Back in my pre-seminary days, as I debated which seminary to attend, tough choices had to be made. On the one hand was Fort Wayne. The Professorial staff included Weinrich, Scaer, Just, Wenthe, Marquardt, Gard, Deffner, Reuning. On the other hand was Saint Louis. They had Nagel and Feuerhahn. Theologically, it was a toss up. That’s how significant those two men were.
When either stepped foot on the Fort Wayne campus, they were given all the respect due to royalty. And well they should have been. (I pray they were given a fraction of that respect at their own seminary, although I fear such was not the case.)
Having chosen the Fort Wayne seminary, I met Dr. Feuerhahn only once. It was on vicarage in 1997. I attended the Great Commission Convocation in Saint Louis with the delegation from my vicarage parish. For whatever reason, perhaps a desire to appear balanced, perhaps they just didn’t know exactly who it was they were asking, the organizers had arranged for him to lead a sectional. It was called, “Where God Goes to Church.”
In his 45 minute presentation, Dr. Feuerhahn managed to deconstruct everything that happened in the other four days of the conference. People walked out on him. Which was a shame. Not for the disrespect shown this man of God. I don’t think it really bothered him. Rather, for the pure, sweet gospel they were missing. It was hard to find the Gospel that week. The synod’s 150th anniversary service was held at that year’s convocation. With the benefit of hindsight, and no seminary committees to worry about offending anymore, I can confidently declare that it was an affront to what our confessions say that we believe, teach and confess. And if we take those writings seriously, we must then say that it was an affront to our Lord.
I recall, after the GCC, spending a day listening to the seminary Kantorei in my study with the lights off. I was physically ill for two days. And yet, into this den of iniquity, Dr. Feuerhahn willingly entered, and spoke boldly and with winsome eloquence of the hope that is ours through Jesus Christ. He gently called the people that week to repentance. Of course, his cry went unheeded. But his words were a balm to my young soul.
After his presentation, I spoke to him for a few minutes. I do not recall what was said. I suspect on my part, it was something pretty foolish. On his part, I remember it was kind and wise.
I often thought of spending an extra year at our sister seminary, just so I could learn at the feet of Drs. Feuerhahn and Nagel. Of course, life took a different direction, and now that opportunity has passed. But the absolute steadfast graciousness of that man, even in the lion’s den of intense opposition, has always stayed with me.
I was by no means his friend. I was merely an over-eager fanboy. But he was something more than just a presenter. He was a man of God, and God’s word dripped from his tongue like honey. I am fortunate to have heard him even that one time, and I thank God for it.
As a final note of his gracious nature, years later I requested permission to duplicate his presentation from that day, and offer it as part of the recordings of the Wyoming District at our own Evangelism Convocation.
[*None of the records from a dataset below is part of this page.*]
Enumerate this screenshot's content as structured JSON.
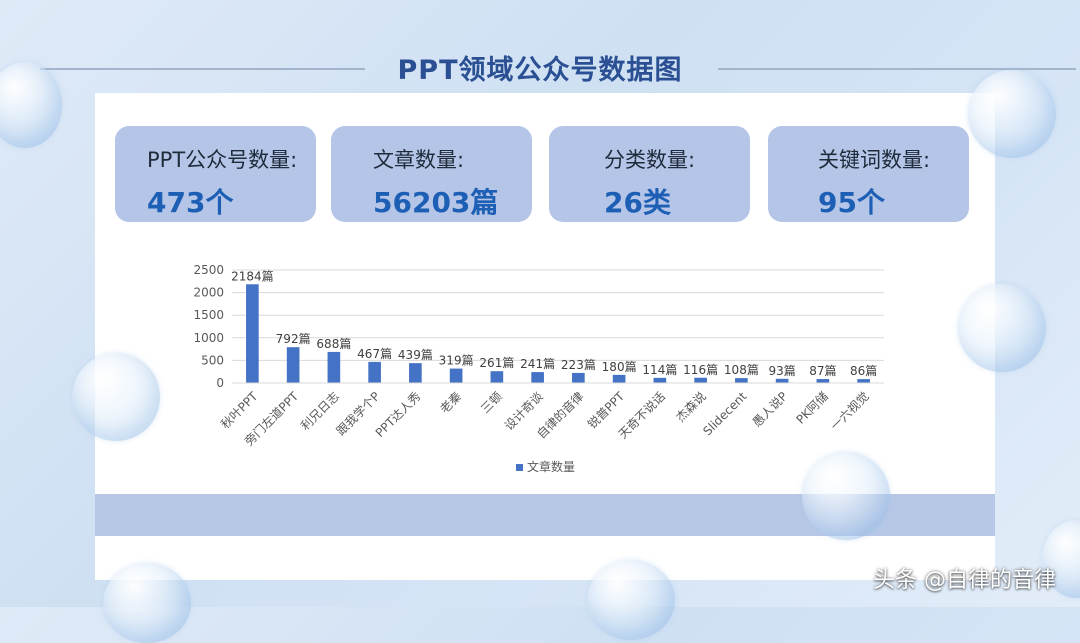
{
  "title": "PPT领域公众号数据图",
  "cards": [
    {
      "label": "PPT公众号数量:",
      "value": "473个"
    },
    {
      "label": "文章数量:",
      "value": "56203篇"
    },
    {
      "label": "分类数量:",
      "value": "26类"
    },
    {
      "label": "关键词数量:",
      "value": "95个"
    }
  ],
  "chart_data": {
    "type": "bar",
    "categories": [
      "秋叶PPT",
      "旁门左道PPT",
      "利兄日志",
      "跟我学个P",
      "PPT达人秀",
      "老秦",
      "三顿",
      "设计奇谈",
      "自律的音律",
      "锐普PPT",
      "天奇不说话",
      "杰森说",
      "Slidecent",
      "愚人说P",
      "PK阿储",
      "一六视觉"
    ],
    "series": [
      {
        "name": "文章数量",
        "values": [
          2184,
          792,
          688,
          467,
          439,
          319,
          261,
          241,
          223,
          180,
          114,
          116,
          108,
          93,
          87,
          86
        ]
      }
    ],
    "data_labels": [
      "2184篇",
      "792篇",
      "688篇",
      "467篇",
      "439篇",
      "319篇",
      "261篇",
      "241篇",
      "223篇",
      "180篇",
      "114篇",
      "116篇",
      "108篇",
      "93篇",
      "87篇",
      "86篇"
    ],
    "y_ticks": [
      0,
      500,
      1000,
      1500,
      2000,
      2500
    ],
    "ylim": [
      0,
      2500
    ],
    "grid": true,
    "legend": "bottom-center",
    "bar_color": "#4472c4"
  },
  "footer": "头条 @自律的音律"
}
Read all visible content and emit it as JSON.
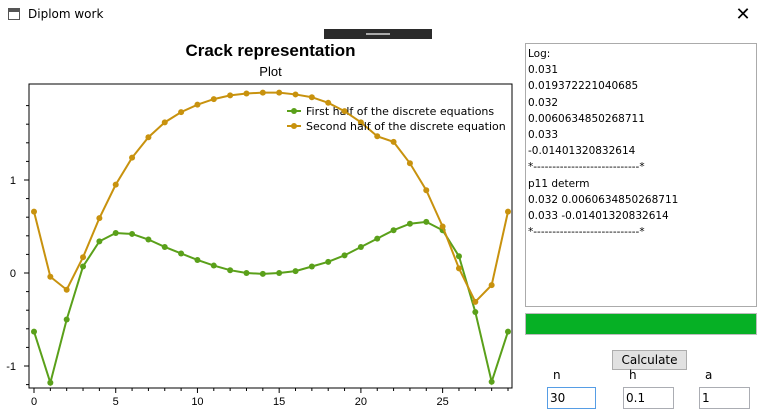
{
  "window": {
    "title": "Diplom work",
    "close_glyph": "✕"
  },
  "chart_data": {
    "type": "line",
    "title": "Crack representation",
    "subtitle": "Plot",
    "xlabel": "",
    "ylabel": "",
    "xlim": [
      -0.5,
      29
    ],
    "ylim": [
      -1.23,
      1.98
    ],
    "x_ticks": [
      0,
      5,
      10,
      15,
      20,
      25
    ],
    "y_ticks": [
      -1,
      0,
      1
    ],
    "legend_position": "top-right",
    "grid": false,
    "x": [
      0,
      1,
      2,
      3,
      4,
      5,
      6,
      7,
      8,
      9,
      10,
      11,
      12,
      13,
      14,
      15,
      16,
      17,
      18,
      19,
      20,
      21,
      22,
      23,
      24,
      25,
      26,
      27,
      28,
      29
    ],
    "series": [
      {
        "name": "First half of the discrete equations",
        "color": "#5aa01a",
        "values": [
          -0.63,
          -1.18,
          -0.5,
          0.07,
          0.34,
          0.43,
          0.42,
          0.36,
          0.28,
          0.21,
          0.14,
          0.08,
          0.03,
          0.0,
          -0.01,
          0.0,
          0.02,
          0.07,
          0.12,
          0.19,
          0.28,
          0.37,
          0.46,
          0.53,
          0.55,
          0.46,
          0.18,
          -0.42,
          -1.17,
          -0.63
        ]
      },
      {
        "name": "Second half of the discrete equation",
        "color": "#c8920e",
        "values": [
          0.66,
          -0.04,
          -0.18,
          0.17,
          0.59,
          0.95,
          1.24,
          1.46,
          1.62,
          1.73,
          1.81,
          1.87,
          1.91,
          1.93,
          1.94,
          1.94,
          1.92,
          1.89,
          1.83,
          1.74,
          1.62,
          1.47,
          1.41,
          1.18,
          0.89,
          0.5,
          0.05,
          -0.31,
          -0.13,
          0.66
        ]
      }
    ]
  },
  "log": {
    "lines": [
      "Log:",
      "0.031",
      "0.019372221040685",
      "0.032",
      "0.0060634850268711",
      "0.033",
      "-0.01401320832614",
      "*----------------------------*",
      "p11 determ",
      "0.032 0.0060634850268711",
      "0.033 -0.01401320832614",
      "*----------------------------*"
    ]
  },
  "progress": {
    "fraction": 1.0,
    "color": "#06b025"
  },
  "controls": {
    "calculate_label": "Calculate",
    "n_label": "n",
    "n_value": "30",
    "h_label": "h",
    "h_value": "0.1",
    "a_label": "a",
    "a_value": "1"
  }
}
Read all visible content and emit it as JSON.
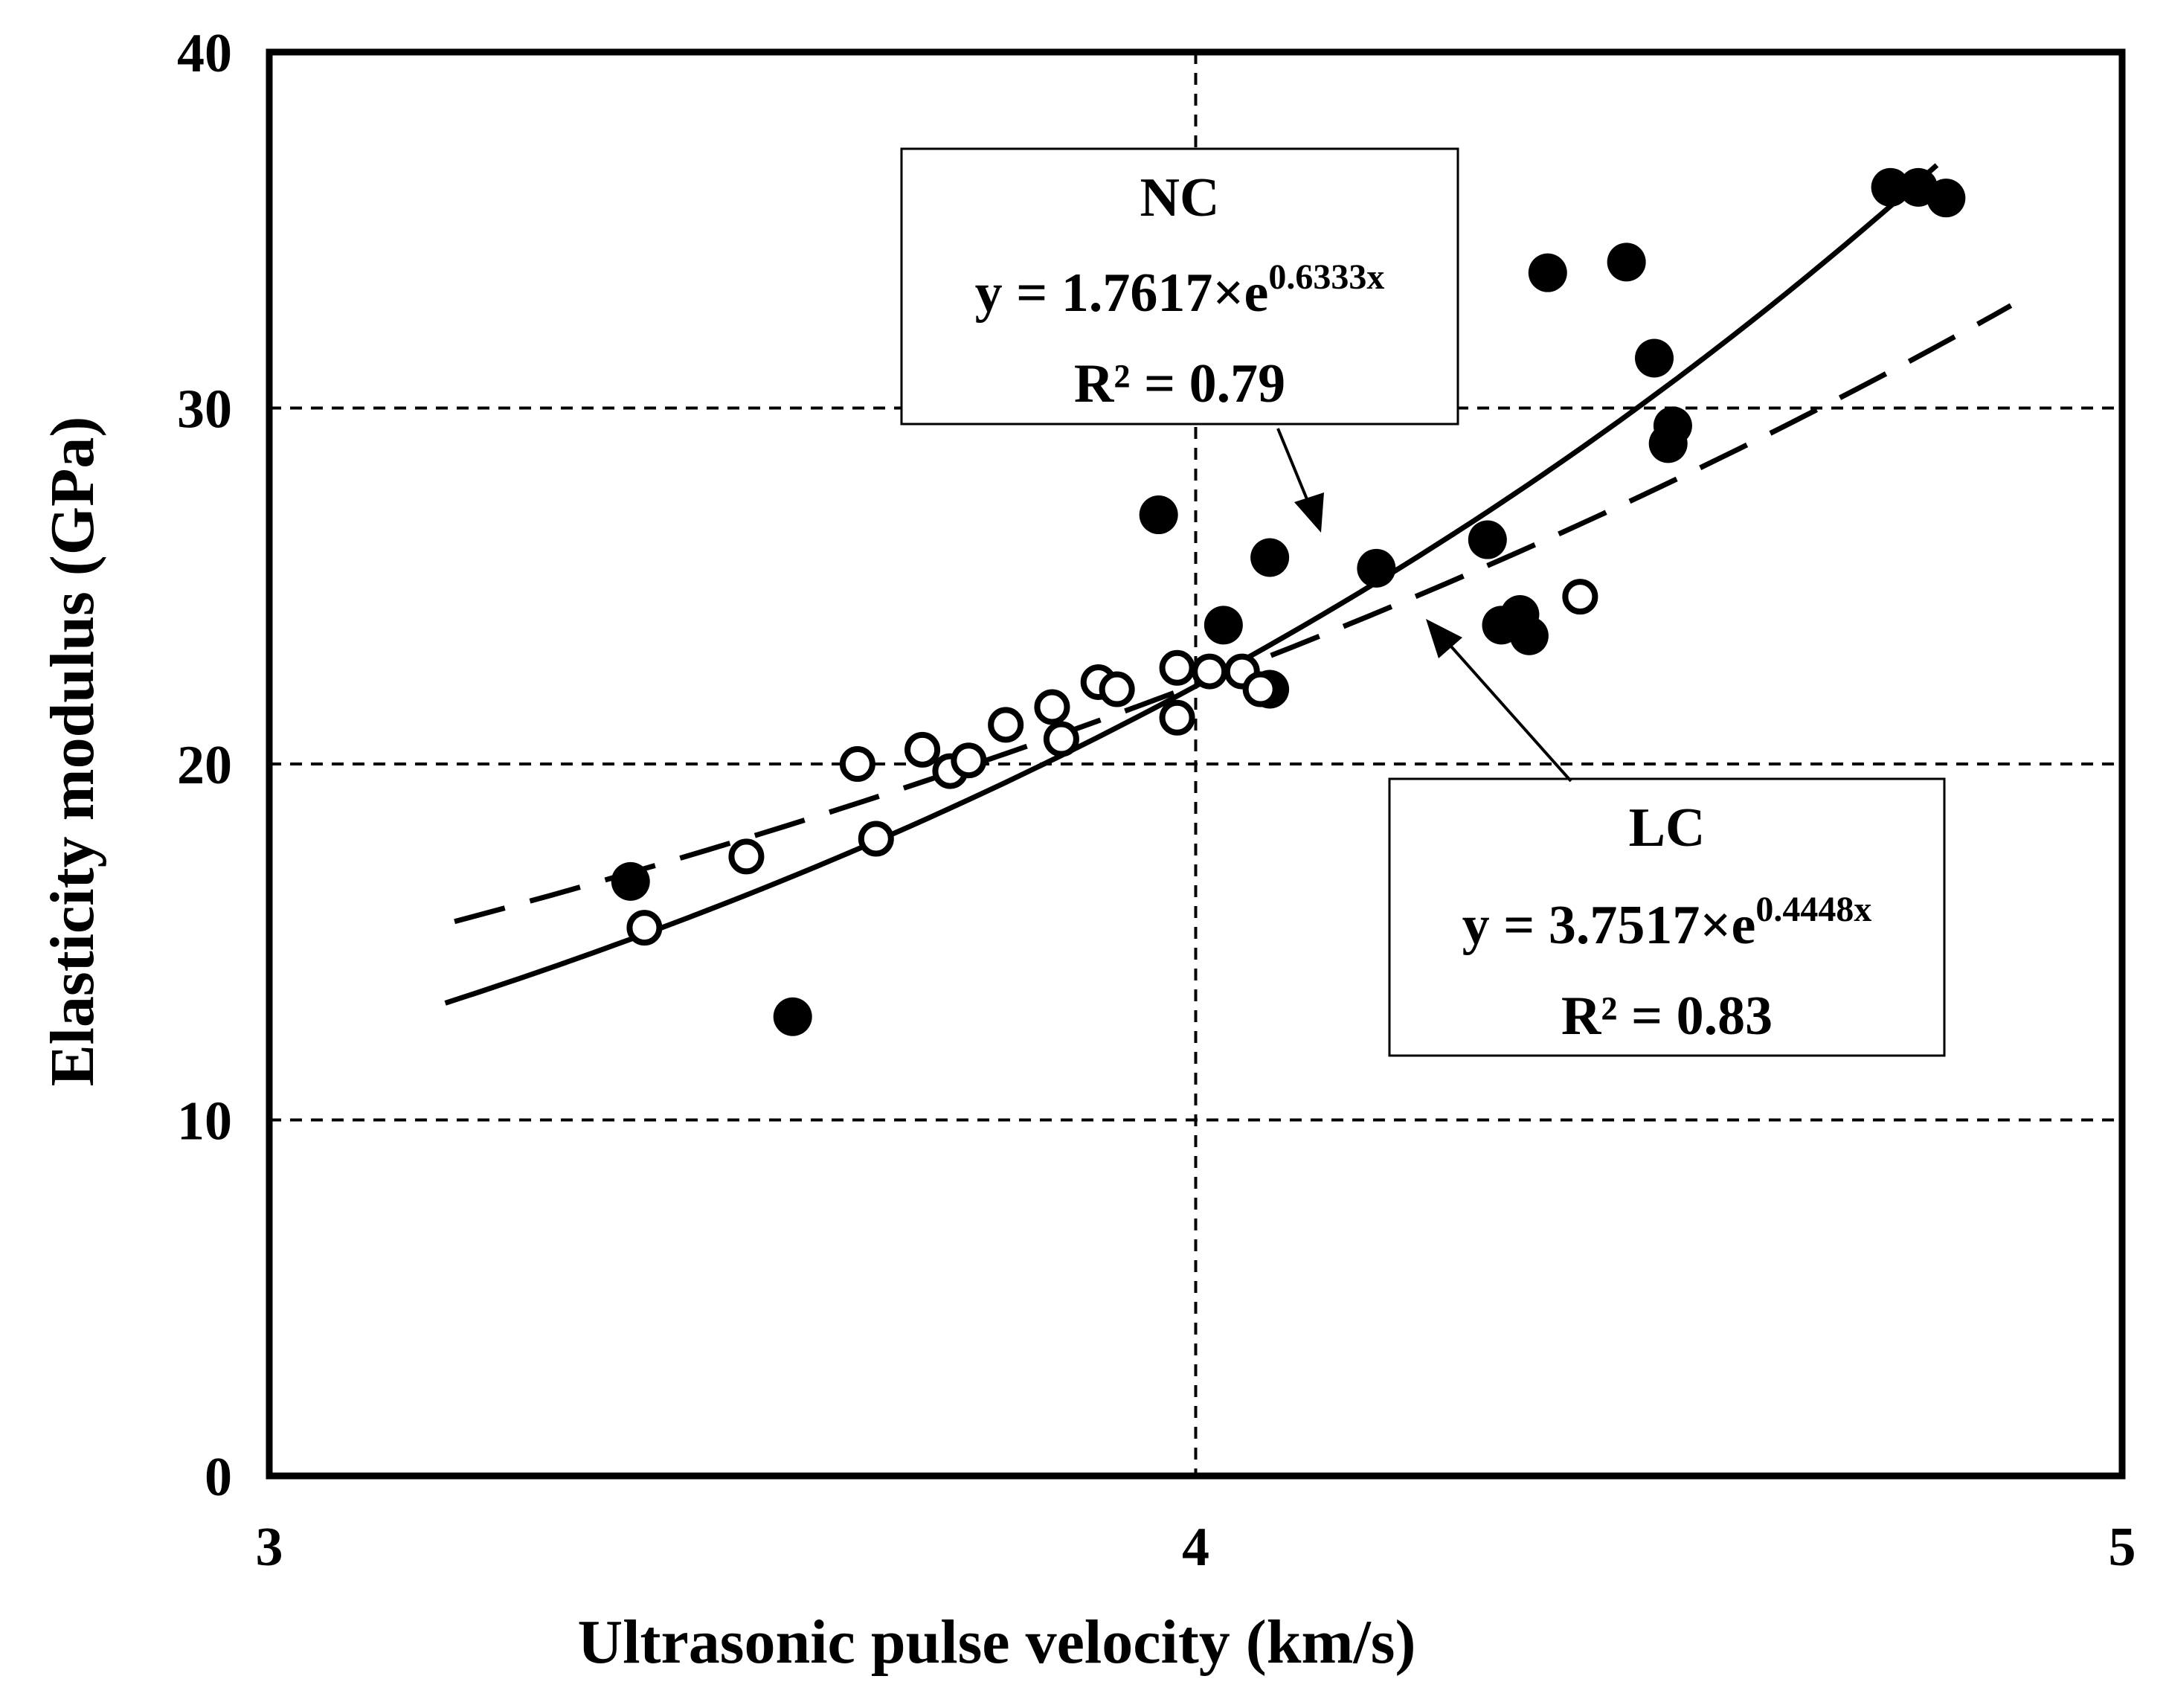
{
  "chart_data": {
    "type": "scatter",
    "xlabel": "Ultrasonic pulse velocity (km/s)",
    "ylabel": "Elasticity modulus (GPa)",
    "xlim": [
      3,
      5
    ],
    "ylim": [
      0,
      40
    ],
    "xticks": [
      3,
      4,
      5
    ],
    "yticks": [
      0,
      10,
      20,
      30,
      40
    ],
    "xtick_labels": [
      "3",
      "4",
      "5"
    ],
    "ytick_labels": [
      "0",
      "10",
      "20",
      "30",
      "40"
    ],
    "grid": "dashed at x=4 and y=10, 20, 30",
    "series": [
      {
        "name": "NC",
        "marker": "filled-circle",
        "points": [
          [
            3.39,
            16.7
          ],
          [
            3.565,
            12.9
          ],
          [
            3.96,
            27.0
          ],
          [
            4.03,
            23.9
          ],
          [
            4.08,
            25.8
          ],
          [
            4.08,
            22.1
          ],
          [
            4.195,
            25.5
          ],
          [
            4.315,
            26.3
          ],
          [
            4.33,
            23.9
          ],
          [
            4.35,
            24.2
          ],
          [
            4.36,
            23.6
          ],
          [
            4.38,
            33.8
          ],
          [
            4.465,
            34.1
          ],
          [
            4.495,
            31.4
          ],
          [
            4.51,
            29.0
          ],
          [
            4.515,
            29.5
          ],
          [
            4.75,
            36.2
          ],
          [
            4.78,
            36.2
          ],
          [
            4.81,
            35.9
          ]
        ],
        "fit": {
          "style": "solid",
          "a": 1.7617,
          "b": 0.6333,
          "x_range": [
            3.19,
            4.8
          ],
          "label_title": "NC",
          "label_eq_prefix": "y = 1.7617×e",
          "label_eq_exp": "0.6333x",
          "label_r2": "R² = 0.79"
        }
      },
      {
        "name": "LC",
        "marker": "open-circle",
        "points": [
          [
            3.405,
            15.4
          ],
          [
            3.515,
            17.4
          ],
          [
            3.635,
            20.0
          ],
          [
            3.655,
            17.9
          ],
          [
            3.705,
            20.4
          ],
          [
            3.735,
            19.8
          ],
          [
            3.755,
            20.1
          ],
          [
            3.795,
            21.1
          ],
          [
            3.845,
            21.6
          ],
          [
            3.855,
            20.7
          ],
          [
            3.895,
            22.3
          ],
          [
            3.915,
            22.1
          ],
          [
            3.98,
            21.3
          ],
          [
            3.98,
            22.7
          ],
          [
            4.015,
            22.6
          ],
          [
            4.05,
            22.6
          ],
          [
            4.07,
            22.1
          ],
          [
            4.415,
            24.7
          ]
        ],
        "fit": {
          "style": "dashed",
          "a": 3.7517,
          "b": 0.4448,
          "x_range": [
            3.2,
            4.88
          ],
          "label_title": "LC",
          "label_eq_prefix": "y = 3.7517×e",
          "label_eq_exp": "0.4448x",
          "label_r2": "R² = 0.83"
        }
      }
    ]
  }
}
Of course he said yes, asking nothing in return.
Now, thanks to his generosity of spirit, here it is. The theology of worship, like you have never heard it, unless you heard it from him. Not that the theology was original to him. Far from it. But you have likely never heard it expressed so well, and with such a note of encouragement and excitement. It will make you want to go to church to be a part of the worship he describes here.
Enjoy this, the best tribute I can give him: His own wonderful words. Just a taste:
(God’s Word) is, in the words of Saint Paul, foolish or offensive. So do we change that word so that it is accessible, popular, it is something that the newcomer will be able to grasp? The person new to the Christian community finds it strange, perhaps even foolish and offensive. After all, it speaks of sin. That is offensive. It speaks of salvation apart from works, that is foolish. It speaks of the cross as a gift. That is both foolish and offensive.
You’ll want to listen to the whole thing. And then do it again.
Rest in Peace, Dr. Feuerhahn. We met only once, but I still count you a Father in the faith. You comforted me in a time of trial, and I return to these words still today from time to time.